C'est dans ce climat de haute tension qu'arrive le jour J. Et cette question : le futur père pourra-t-il être présent lors de l'accouchement ? Car certaines maternités ont pris la décision d'interdire le conjoint par mesures sanitaires, alors que le Collège National des Gynécologues et Obstétriciens Français (CNGOF) et le secrétaire d'Etat chargé de la Protection de l'enfance Adrien Taquet ont recommandé sa présence "à condition de respecter des consignes importantes". "On avait pris les devants pour savoir si c'était possible que mon compagnon soit là : on nous avait répondu que 'c'était OK mais que ça pouvait évoluer'. On s'était donc fait à l'idée que j'allais peut-être accoucher seule."
Les premières contractions interviennent dans la soirée. Le compagnon de Clémence la dépose à la maternité seule car les visites sont interdites de nuit. "J'avais réussi à récupérer un masque en arrivant aux urgences. Je l'avais mis par mesure de précaution, mais on m'a dit que cela ne servait à rien. On m'a beaucoup rassurée. On m'a d'ailleurs expliqué qu'il y avait une salle isolée dédiée aux femmes qui étaient suspectes d'avoir le virus."
Le futur papa pourra finalement revenir au moment de la péridurale, puis assistera à l'accouchement dans "une salle très clean où tout semblait 'normal'". Un soulagement et "une bonne surprise", souligne Clémence. "Si j'avais été seule, j'aurais trouvé ça horrible. Après, si c'est fait pour la santé du bébé et de la mère, je n'aurais pas changé de maternité à la dernière minute, bien sûr. Mais à vivre, ça doit être très dur."

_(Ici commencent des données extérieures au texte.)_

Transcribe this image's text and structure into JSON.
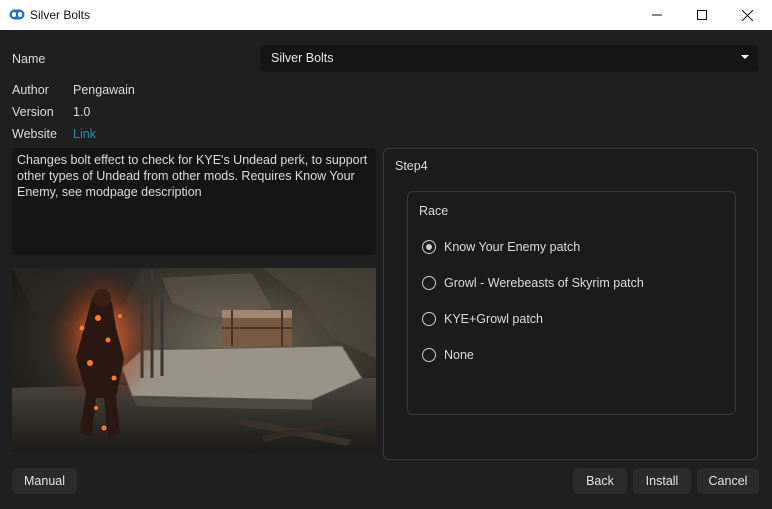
{
  "window": {
    "title": "Silver Bolts"
  },
  "info": {
    "name_label": "Name",
    "name_value": "Silver Bolts",
    "author_label": "Author",
    "author_value": "Pengawain",
    "version_label": "Version",
    "version_value": "1.0",
    "website_label": "Website",
    "website_value": "Link",
    "description": "Changes bolt effect to check for KYE's Undead perk, to support other types of Undead from other mods. Requires Know Your Enemy, see modpage description"
  },
  "step": {
    "title": "Step4",
    "group_title": "Race",
    "options": [
      {
        "label": "Know Your Enemy patch",
        "selected": true
      },
      {
        "label": "Growl - Werebeasts of Skyrim patch",
        "selected": false
      },
      {
        "label": "KYE+Growl patch",
        "selected": false
      },
      {
        "label": "None",
        "selected": false
      }
    ]
  },
  "buttons": {
    "manual": "Manual",
    "back": "Back",
    "install": "Install",
    "cancel": "Cancel"
  },
  "colors": {
    "background": "#1f1f1f",
    "input_bg": "#151515",
    "link": "#2a8fa6",
    "app_icon": "#1e73c8"
  },
  "icons": [
    "app-icon",
    "minimize-icon",
    "maximize-icon",
    "close-icon",
    "chevron-down-icon"
  ]
}
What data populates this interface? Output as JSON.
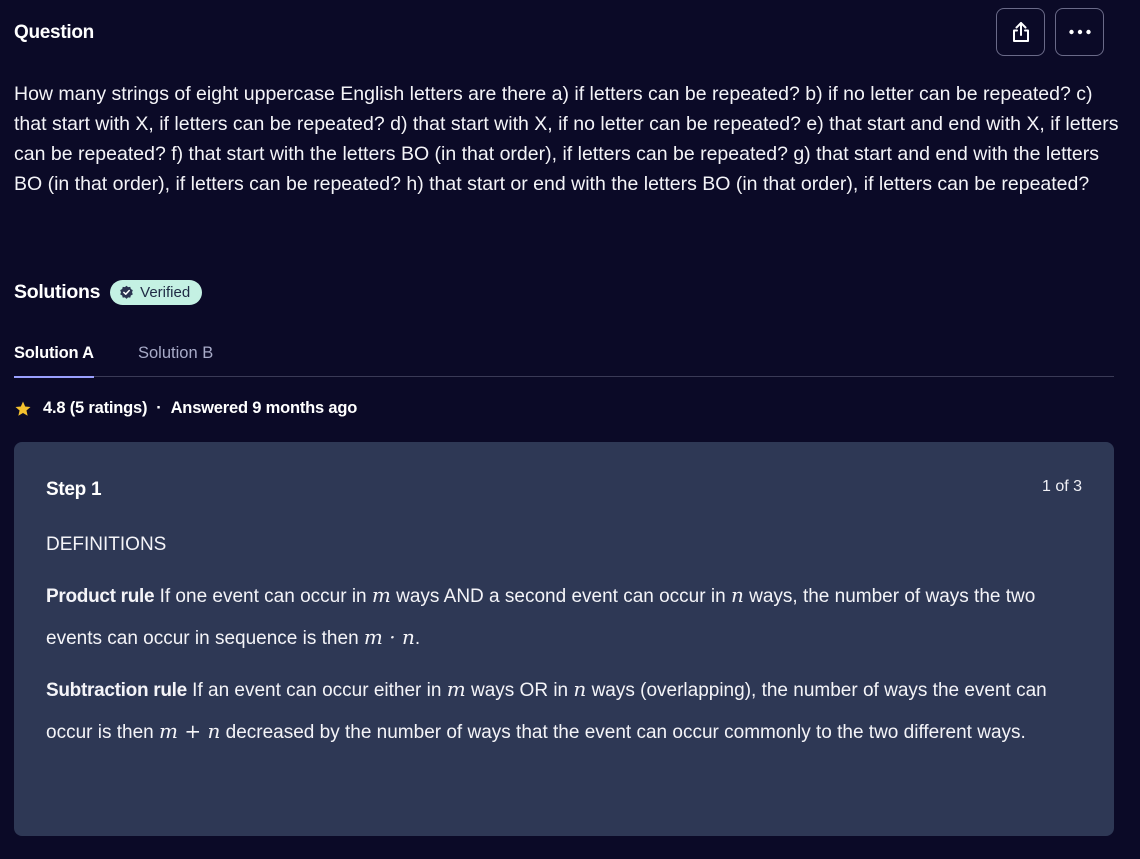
{
  "header": {
    "title": "Question",
    "share_icon": "share-icon",
    "more_icon": "more-horizontal-icon"
  },
  "question": {
    "text": "How many strings of eight uppercase English letters are there a) if letters can be repeated? b) if no letter can be repeated? c) that start with X, if letters can be repeated? d) that start with X, if no letter can be repeated? e) that start and end with X, if letters can be repeated? f) that start with the letters BO (in that order), if letters can be repeated? g) that start and end with the letters BO (in that order), if letters can be repeated? h) that start or end with the letters BO (in that order), if letters can be repeated?"
  },
  "solutions": {
    "title": "Solutions",
    "badge": "Verified",
    "badge_icon": "verified-check-icon",
    "tabs": [
      {
        "label": "Solution A",
        "active": true
      },
      {
        "label": "Solution B",
        "active": false
      }
    ],
    "rating": "4.8 (5 ratings)",
    "rating_separator": "·",
    "answered": "Answered 9 months ago",
    "star_color": "#f5c12e"
  },
  "step": {
    "title": "Step 1",
    "counter": "1 of 3",
    "heading": "DEFINITIONS",
    "product": {
      "term": "Product rule",
      "text_1": "If one event can occur in",
      "var_m": "m",
      "text_2": "ways AND a second event can occur in",
      "var_n": "n",
      "text_3": "ways, the number of ways the two events can occur in sequence is then",
      "formula": "m · n",
      "text_4": "."
    },
    "subtraction": {
      "term": "Subtraction rule",
      "text_1": "If an event can occur either in",
      "var_m": "m",
      "text_2": "ways OR in",
      "var_n": "n",
      "text_3": "ways (overlapping), the number of ways the event can occur is then",
      "formula": "m + n",
      "text_4": "decreased by the number of ways that the event can occur commonly to the two different ways."
    }
  },
  "colors": {
    "background": "#0b0a27",
    "card": "#2e3855",
    "badge_bg": "#c4f1e3",
    "tab_underline": "#9aa0ff"
  }
}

La voici lovée quelques jours dans un cocon préservé au sein d'un hôpital en surchauffe. Pas loin, il y a une cellule dédiée aux malades du coronavirus. Beaucoup d'agitation. Et des tentes installées devant l'établissement. De plus en plus nombreuses. Un climat de guerre. "Pendant tout mon séjour à la maternité, je n'ai pas allumé la télé. La seule chaîne dispo était une chaîne d'info en continu. Rien de plus stressant que de voir le décompte des morts en perpétuelle croissance chaque jour..."

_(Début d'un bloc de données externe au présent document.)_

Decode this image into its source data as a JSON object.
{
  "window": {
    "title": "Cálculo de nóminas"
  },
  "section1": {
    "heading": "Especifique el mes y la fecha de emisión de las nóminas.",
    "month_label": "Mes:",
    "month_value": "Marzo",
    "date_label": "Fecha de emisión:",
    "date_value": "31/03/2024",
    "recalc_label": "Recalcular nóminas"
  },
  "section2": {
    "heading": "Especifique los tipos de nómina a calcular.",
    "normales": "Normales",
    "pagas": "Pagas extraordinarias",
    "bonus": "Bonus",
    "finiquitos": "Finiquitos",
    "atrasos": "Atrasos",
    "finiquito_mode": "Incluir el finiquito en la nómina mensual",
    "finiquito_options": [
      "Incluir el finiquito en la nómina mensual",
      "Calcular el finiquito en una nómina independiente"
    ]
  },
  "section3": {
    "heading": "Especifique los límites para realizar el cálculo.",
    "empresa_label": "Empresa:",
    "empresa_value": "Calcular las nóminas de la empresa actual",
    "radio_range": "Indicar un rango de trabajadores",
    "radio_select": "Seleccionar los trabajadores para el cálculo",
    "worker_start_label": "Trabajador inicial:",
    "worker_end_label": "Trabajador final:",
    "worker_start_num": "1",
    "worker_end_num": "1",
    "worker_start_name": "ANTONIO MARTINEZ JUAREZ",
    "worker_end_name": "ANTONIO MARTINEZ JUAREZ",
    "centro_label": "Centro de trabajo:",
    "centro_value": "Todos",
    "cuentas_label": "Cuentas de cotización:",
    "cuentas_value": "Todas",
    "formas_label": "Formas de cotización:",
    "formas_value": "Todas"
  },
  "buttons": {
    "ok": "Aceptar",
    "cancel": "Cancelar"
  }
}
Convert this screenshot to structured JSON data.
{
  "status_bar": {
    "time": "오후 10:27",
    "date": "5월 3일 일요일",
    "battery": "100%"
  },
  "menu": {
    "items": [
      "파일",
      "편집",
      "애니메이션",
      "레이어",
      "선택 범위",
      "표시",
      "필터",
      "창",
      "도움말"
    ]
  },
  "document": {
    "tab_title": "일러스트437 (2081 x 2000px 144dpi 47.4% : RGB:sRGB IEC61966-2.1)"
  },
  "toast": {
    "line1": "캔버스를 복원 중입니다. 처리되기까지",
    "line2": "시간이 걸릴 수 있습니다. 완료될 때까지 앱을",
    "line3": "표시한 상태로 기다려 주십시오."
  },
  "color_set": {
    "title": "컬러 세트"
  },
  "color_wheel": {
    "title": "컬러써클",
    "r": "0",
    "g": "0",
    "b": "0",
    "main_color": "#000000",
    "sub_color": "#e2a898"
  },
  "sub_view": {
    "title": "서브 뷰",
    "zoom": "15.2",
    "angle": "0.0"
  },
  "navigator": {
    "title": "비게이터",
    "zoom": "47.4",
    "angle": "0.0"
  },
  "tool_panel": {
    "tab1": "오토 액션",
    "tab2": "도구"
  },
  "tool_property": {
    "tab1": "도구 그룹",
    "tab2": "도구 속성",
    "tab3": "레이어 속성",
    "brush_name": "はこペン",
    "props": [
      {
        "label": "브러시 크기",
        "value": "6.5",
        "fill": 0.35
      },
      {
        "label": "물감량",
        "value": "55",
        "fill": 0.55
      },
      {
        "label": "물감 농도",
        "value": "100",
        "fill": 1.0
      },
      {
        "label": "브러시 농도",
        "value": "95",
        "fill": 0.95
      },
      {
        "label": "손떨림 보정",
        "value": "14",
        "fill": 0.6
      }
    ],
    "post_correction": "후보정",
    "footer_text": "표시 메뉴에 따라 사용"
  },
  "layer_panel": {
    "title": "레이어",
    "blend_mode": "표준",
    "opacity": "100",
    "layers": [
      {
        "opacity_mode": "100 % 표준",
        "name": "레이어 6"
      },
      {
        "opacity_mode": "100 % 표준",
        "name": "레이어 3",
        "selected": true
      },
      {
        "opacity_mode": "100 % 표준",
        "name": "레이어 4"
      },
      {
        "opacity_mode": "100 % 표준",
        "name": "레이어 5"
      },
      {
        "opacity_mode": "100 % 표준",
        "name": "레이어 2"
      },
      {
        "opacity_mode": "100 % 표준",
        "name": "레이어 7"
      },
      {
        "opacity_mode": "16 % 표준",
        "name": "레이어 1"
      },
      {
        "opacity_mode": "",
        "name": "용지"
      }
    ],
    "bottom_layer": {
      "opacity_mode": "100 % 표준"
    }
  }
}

La petite famille retourne finalement chez elle, passant d'une bulle à une autre. De retour à la maison, on apprend les nouveaux gestes, on tâtonne. Mais les jeunes parents ne peuvent pas faire passer leur nouveau-né de bras en bras, car les proches ne rendront pas visite au bébé par mesures de sécurité. "Ils ne le verront pas avant la fin du confinement. Evidemment, ça fait mal au coeur, mais elles et ils ont compris."

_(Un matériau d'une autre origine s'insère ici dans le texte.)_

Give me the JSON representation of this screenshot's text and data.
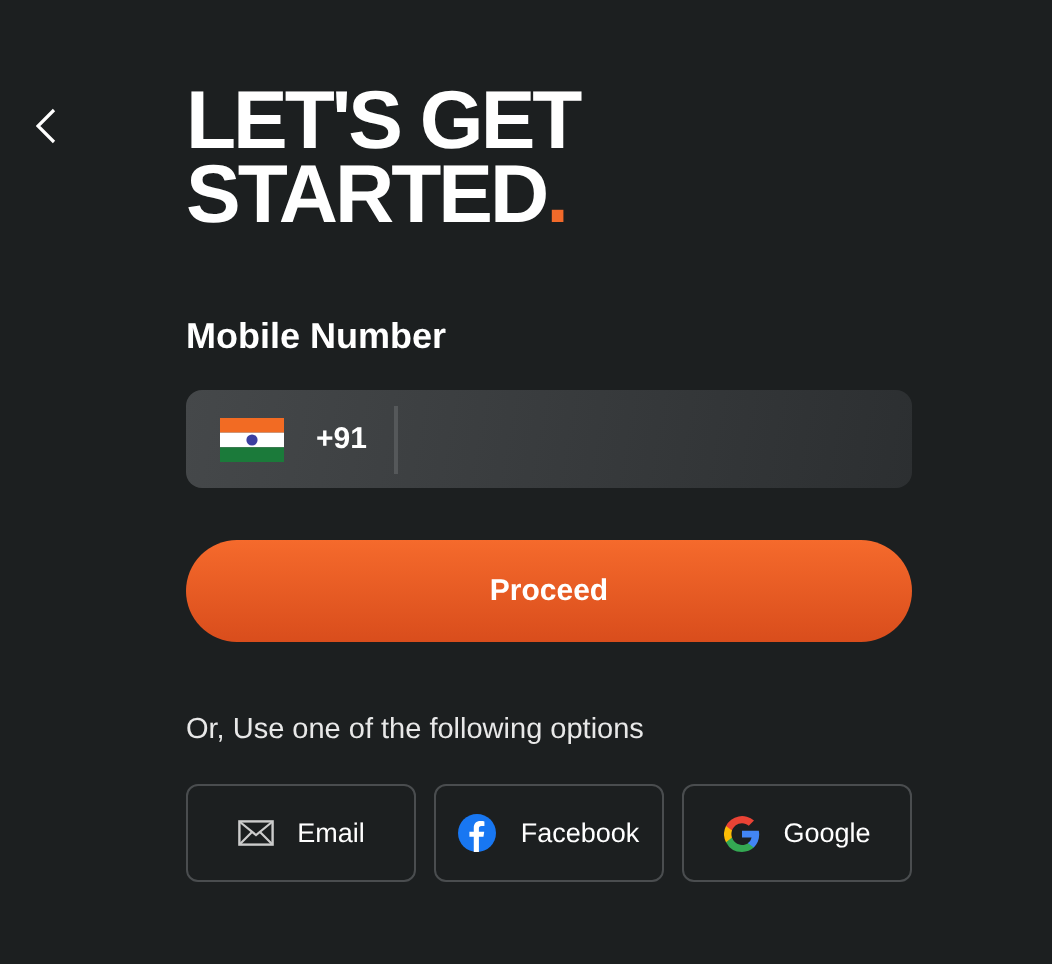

Grâce au télétravail, le cocon familial se crée d'autant plus rapidement. "Le fait que mon compagnon puisse 'assister' aux premiers jours de son enfant au-delà des 14 jours classiques est un réel avantage. D'ailleurs, on pense vraiment que le gouvernement devrait réfléchir à un congé paternité égal à celui de la maman, en post-natal au moins. Les pays scandinaves sont un bel exemple à suivre."
Les visites de la sage-femme sont rythmées par les gestes-barrières : du gel, la distance de sécurité, la désinfection des surfaces. Le virus ne doit pas s'immiscer dans le foyer, même si le risque pour les nourrissons s'est avéré quasiment nul.
Comment Clémence et son compagnon raconteront-ils sa naissance à cet enfant né dans ce monde chamboulé ? "C'est tout bête mais sur les premières photos qu'on lui montrera quand il sera en âge de comprendre, il faudra lui expliquer pourquoi il n'y a personne autour de lui...", soupire la jeune mère. "On lui expliquera ce qui s'est passé partout, pas simplement en France. On essaiera de ne pas dramatiser. Et on lui expliquera qu'on n'avait pas le choix et que c'était pour la santé de tout le monde. Etre libre, c'est bien, mais être en bonne santé, c'est ce qui prime avant tout."